On a un instinct, quand je dois écrire, j’écris, s’il faut répéter je répète, en ce moment, j’ai envie d’aller aux Bains municipaux, faire un sauna, j’ai une activité culturelle, j’observe les gens… J’écoute les appels, et où qu’on soit, il y a quelqu’un pour nous : plus je me pose de questions sur la vie, plus les gens que je vais rencontrer vont avoir des réponses pour moi. Quand on est libre de faire ce qu’on veut, on raisonne avec ce qui est bon pour nous.
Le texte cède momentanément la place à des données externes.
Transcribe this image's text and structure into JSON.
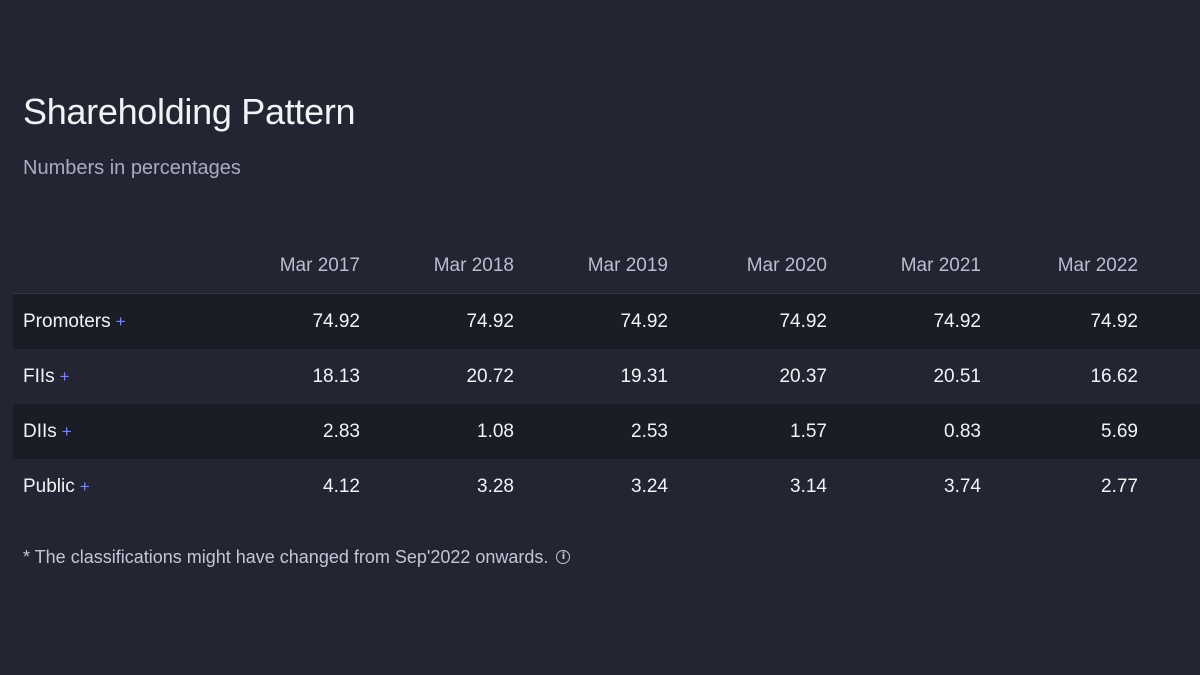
{
  "header": {
    "title": "Shareholding Pattern",
    "subtitle": "Numbers in percentages"
  },
  "table": {
    "columns": [
      "Mar 2017",
      "Mar 2018",
      "Mar 2019",
      "Mar 2020",
      "Mar 2021",
      "Mar 2022"
    ],
    "expand_symbol": "+",
    "rows": [
      {
        "label": "Promoters",
        "values": [
          "74.92",
          "74.92",
          "74.92",
          "74.92",
          "74.92",
          "74.92"
        ]
      },
      {
        "label": "FIIs",
        "values": [
          "18.13",
          "20.72",
          "19.31",
          "20.37",
          "20.51",
          "16.62"
        ]
      },
      {
        "label": "DIIs",
        "values": [
          "2.83",
          "1.08",
          "2.53",
          "1.57",
          "0.83",
          "5.69"
        ]
      },
      {
        "label": "Public",
        "values": [
          "4.12",
          "3.28",
          "3.24",
          "3.14",
          "3.74",
          "2.77"
        ]
      }
    ]
  },
  "footnote": {
    "text": "* The classifications might have changed from Sep'2022 onwards.",
    "info_icon": "info-icon",
    "info_glyph": "i"
  },
  "colors": {
    "background": "#232632",
    "row_shade": "#1b1d26",
    "accent": "#7b83ff"
  }
}
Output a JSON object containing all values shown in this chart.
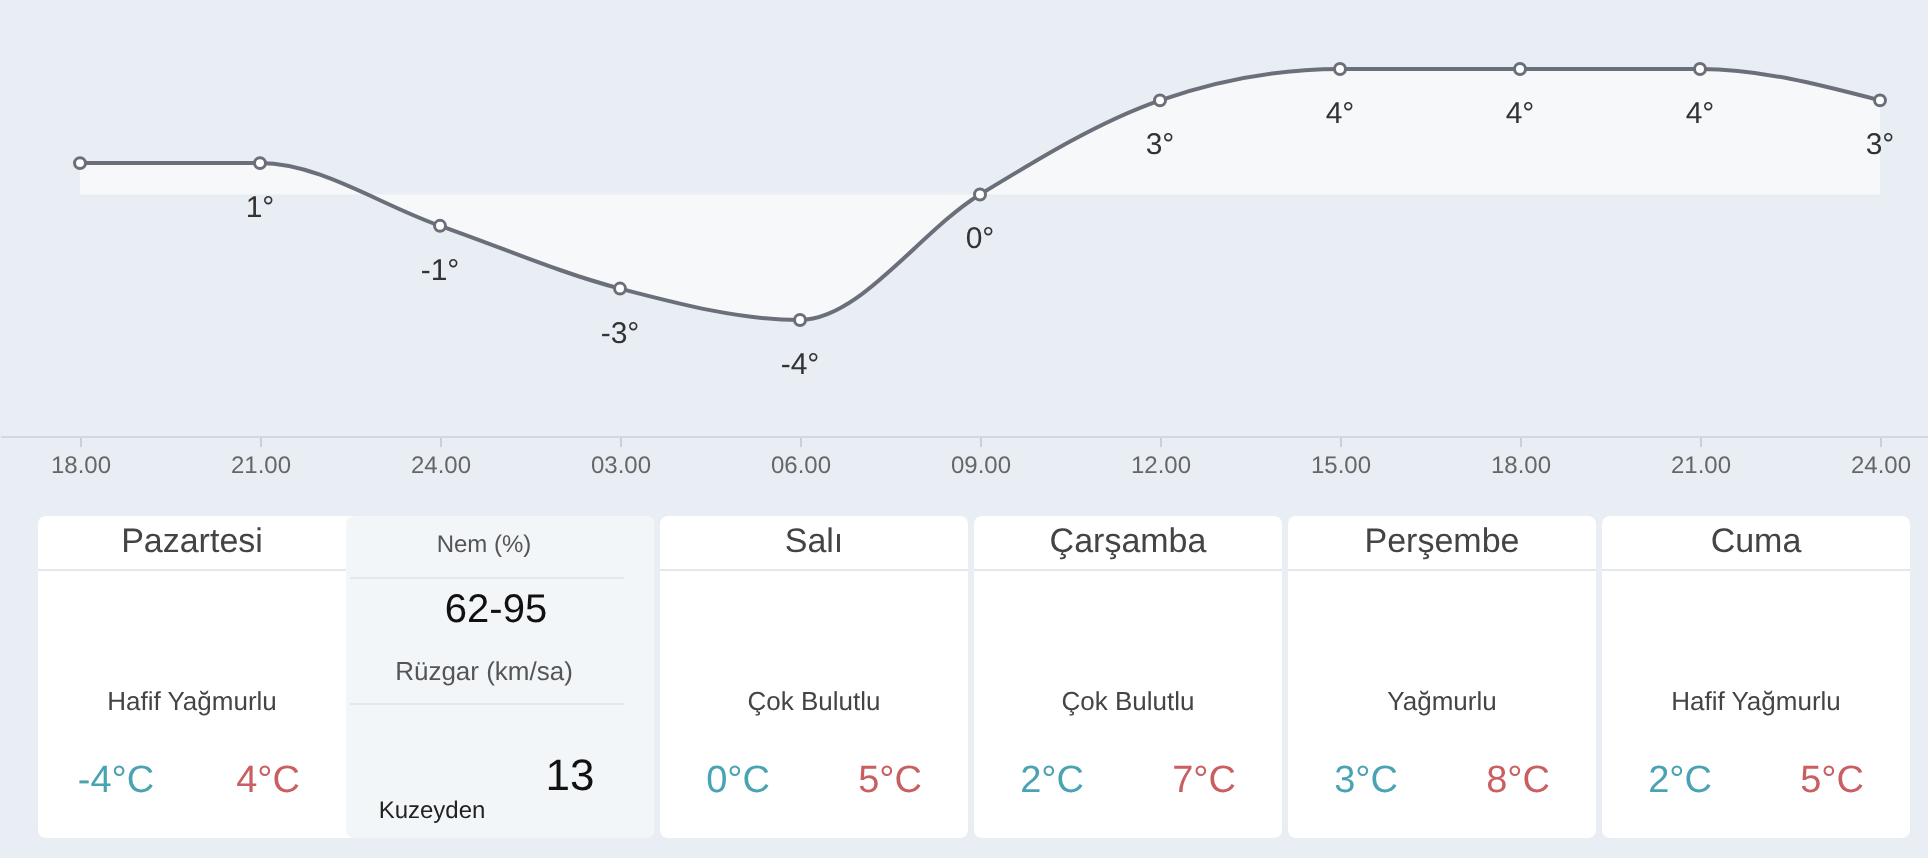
{
  "chart_data": [
    {
      "type": "area",
      "categories": [
        "18.00",
        "21.00",
        "24.00",
        "03.00",
        "06.00",
        "09.00",
        "12.00",
        "15.00",
        "18.00",
        "21.00",
        "24.00"
      ],
      "series": [
        {
          "color": "#6b6f7a",
          "values": [
            1,
            1,
            -1,
            -3,
            -4,
            0,
            3,
            4,
            4,
            4,
            3
          ],
          "value_labels": [
            null,
            "1°",
            "-1°",
            "-3°",
            "-4°",
            "0°",
            "3°",
            "4°",
            "4°",
            "4°",
            "3°"
          ]
        }
      ],
      "ylim": [
        -7.7,
        6.2
      ],
      "tick_labels": "x",
      "grid": false,
      "marker": "circle",
      "line_style": "solid"
    },
    {
      "type": "other",
      "categories": [
        "Pazartesi",
        "Salı",
        "Çarşamba",
        "Perşembe",
        "Cuma"
      ],
      "annotations": [
        "Hafif Yağmurlu",
        "-4°C",
        "4°C",
        "Çok Bulutlu",
        "0°C",
        "5°C",
        "Çok Bulutlu",
        "2°C",
        "7°C",
        "Yağmurlu",
        "3°C",
        "8°C",
        "Hafif Yağmurlu",
        "2°C",
        "5°C",
        "Nem (%)",
        "62-95",
        "Rüzgar (km/sa)",
        "13",
        "Kuzeyden"
      ]
    }
  ]
}
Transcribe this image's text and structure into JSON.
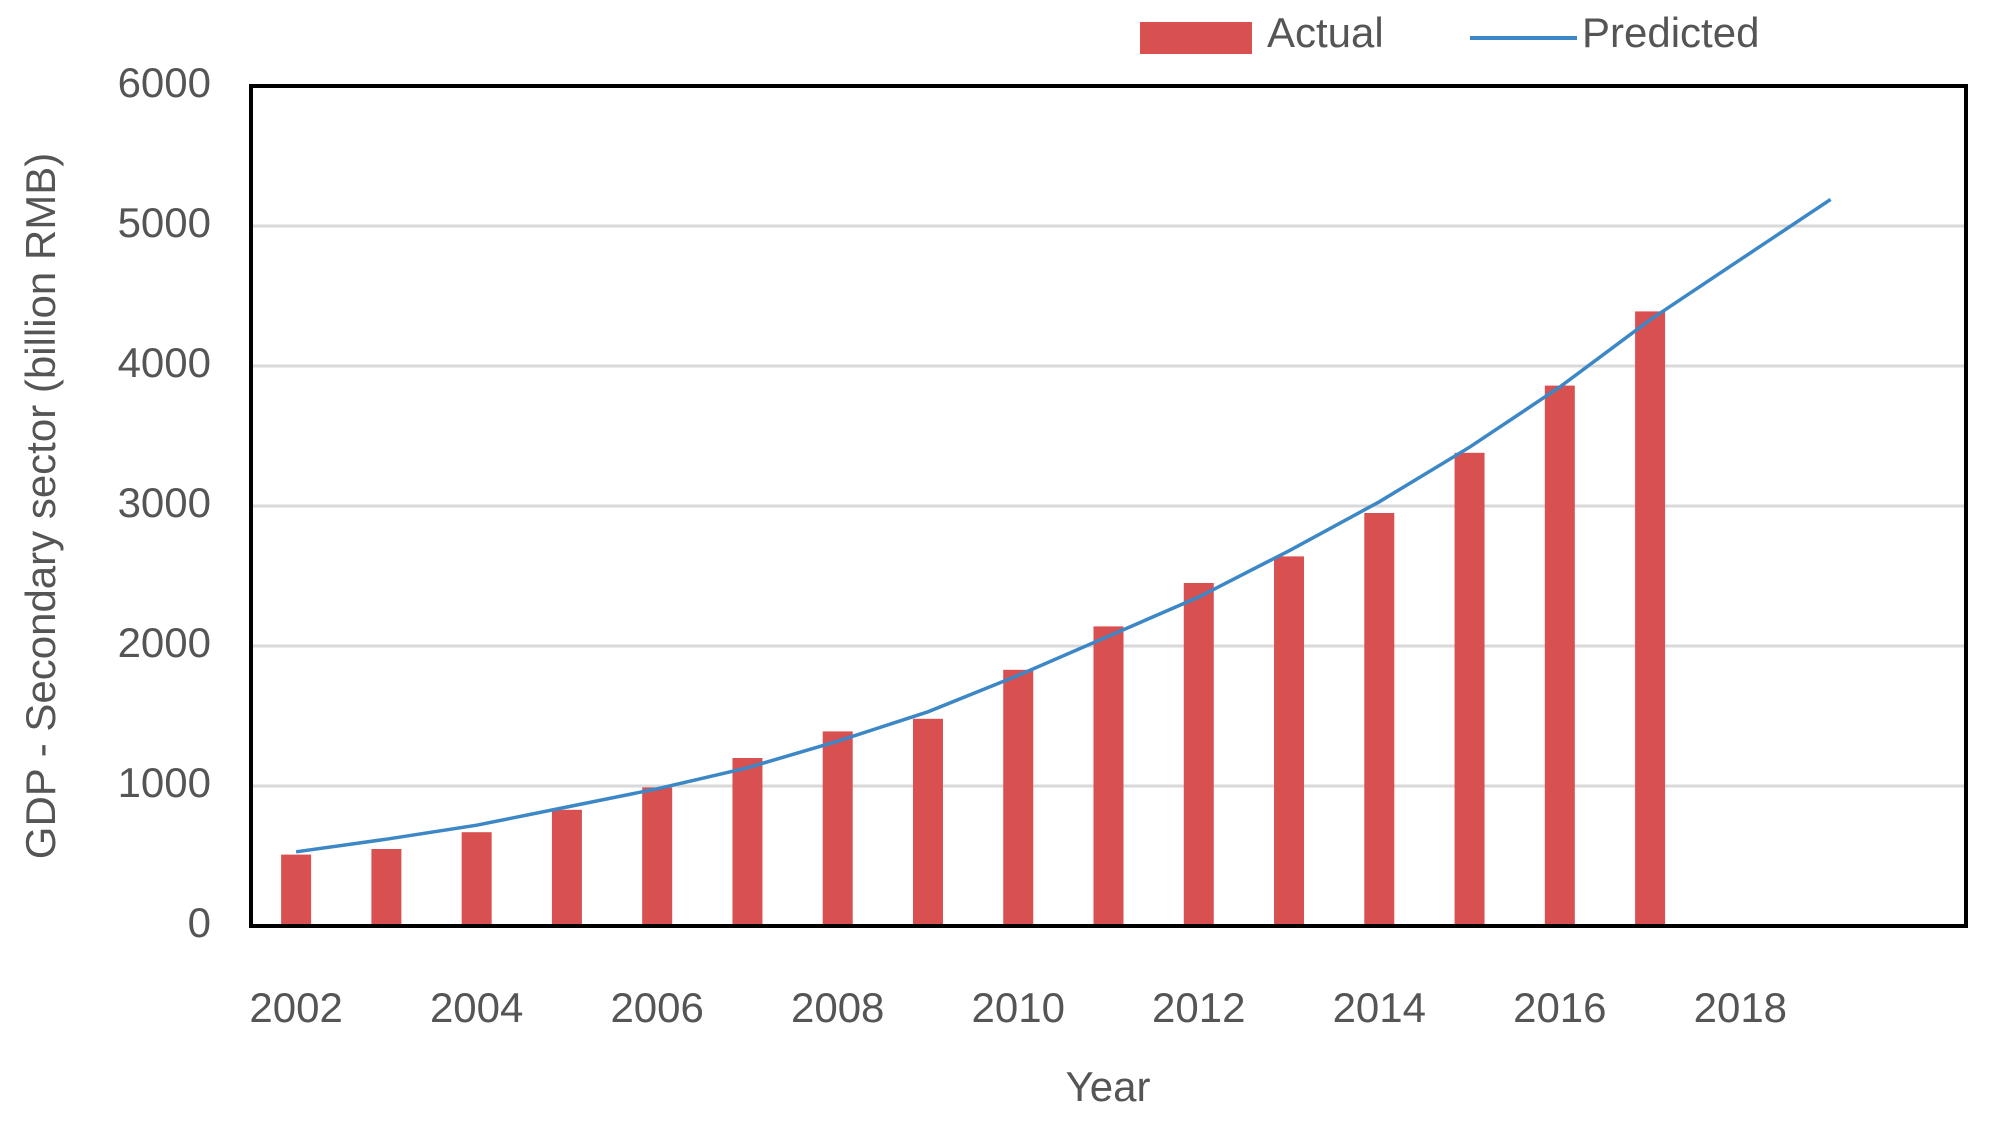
{
  "chart_data": {
    "type": "bar_line",
    "x_label": "Year",
    "y_label": "GDP - Secondary sector (billion RMB)",
    "categories": [
      "2002",
      null,
      "2004",
      null,
      "2006",
      null,
      "2008",
      null,
      "2010",
      null,
      "2012",
      null,
      "2014",
      null,
      "2016",
      null,
      "2018",
      null,
      null
    ],
    "series": [
      {
        "name": "Actual",
        "type": "bar",
        "color": "#d95050",
        "values": [
          510,
          550,
          670,
          830,
          990,
          1200,
          1390,
          1480,
          1830,
          2140,
          2450,
          2640,
          2950,
          3380,
          3860,
          4390,
          null,
          null,
          null
        ]
      },
      {
        "name": "Predicted",
        "type": "line",
        "color": "#3c87c6",
        "values": [
          530,
          620,
          720,
          850,
          980,
          1130,
          1320,
          1530,
          1790,
          2070,
          2350,
          2680,
          3030,
          3420,
          3850,
          4330,
          4760,
          5190,
          null
        ]
      }
    ],
    "ylim": [
      0,
      6000
    ],
    "yticks": [
      0,
      1000,
      2000,
      3000,
      4000,
      5000,
      6000
    ],
    "grid": true,
    "legend": "top"
  }
}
Avez-vous atteint vos objectifs ?
Quand je mourrai à 97 ans dans mon sommeil, j’aurais un grand sourire parce que je les aurai atteints. Après 30 ans de psychanalyse, on fait tout ce qui est possible pour s’aimer… Après, c’est beaucoup plus stable parce que les choses ne nous atteignent plus de la même manière. J’ai porté plainte il y a deux ans pour l’agression dont j’ai été victime petite, et dans mon spectacle j’aimerais bien casser cette gêne parce que j’en aurai fait quelque chose de merveilleux. J’en parle très librement. Je suis convaincue que les choses vont changer, et si ça ne m’était pas arrivé, je ne serais pas la même.
*www.karen-chataigner.com

L’info en plus :

« Une femme meurt tous les trois jours en France »

Depuis 1999, la Journée internationale de lutte contre les violences faites aux femmes a pour objectif de sensibiliser l’opinion publique à travers des actions choc. À Schiltigheim actuellement, des affiches aux slogans forts sont
placardées : « Dans 15 féminicides, c’est Noël—122 femmes ont été tuées par leur conjoint ou ex-conjoint en 2021 ». Karen Chataigner tient le même discours : « Aujourd’hui une femme meurt tous les trois jours en France. Une femme qui est sous l’influence psychique, psychologique et physique de son bourreau attend vraiment d’être en danger de mort pour se signaler. Et c’est la problématique, et encore plus pendant le covid, et aussi souvent avec leurs enfants… Plus on va déconstruire tôt la dérive du bleu-rose, plus on va casser ces codes de virilité ».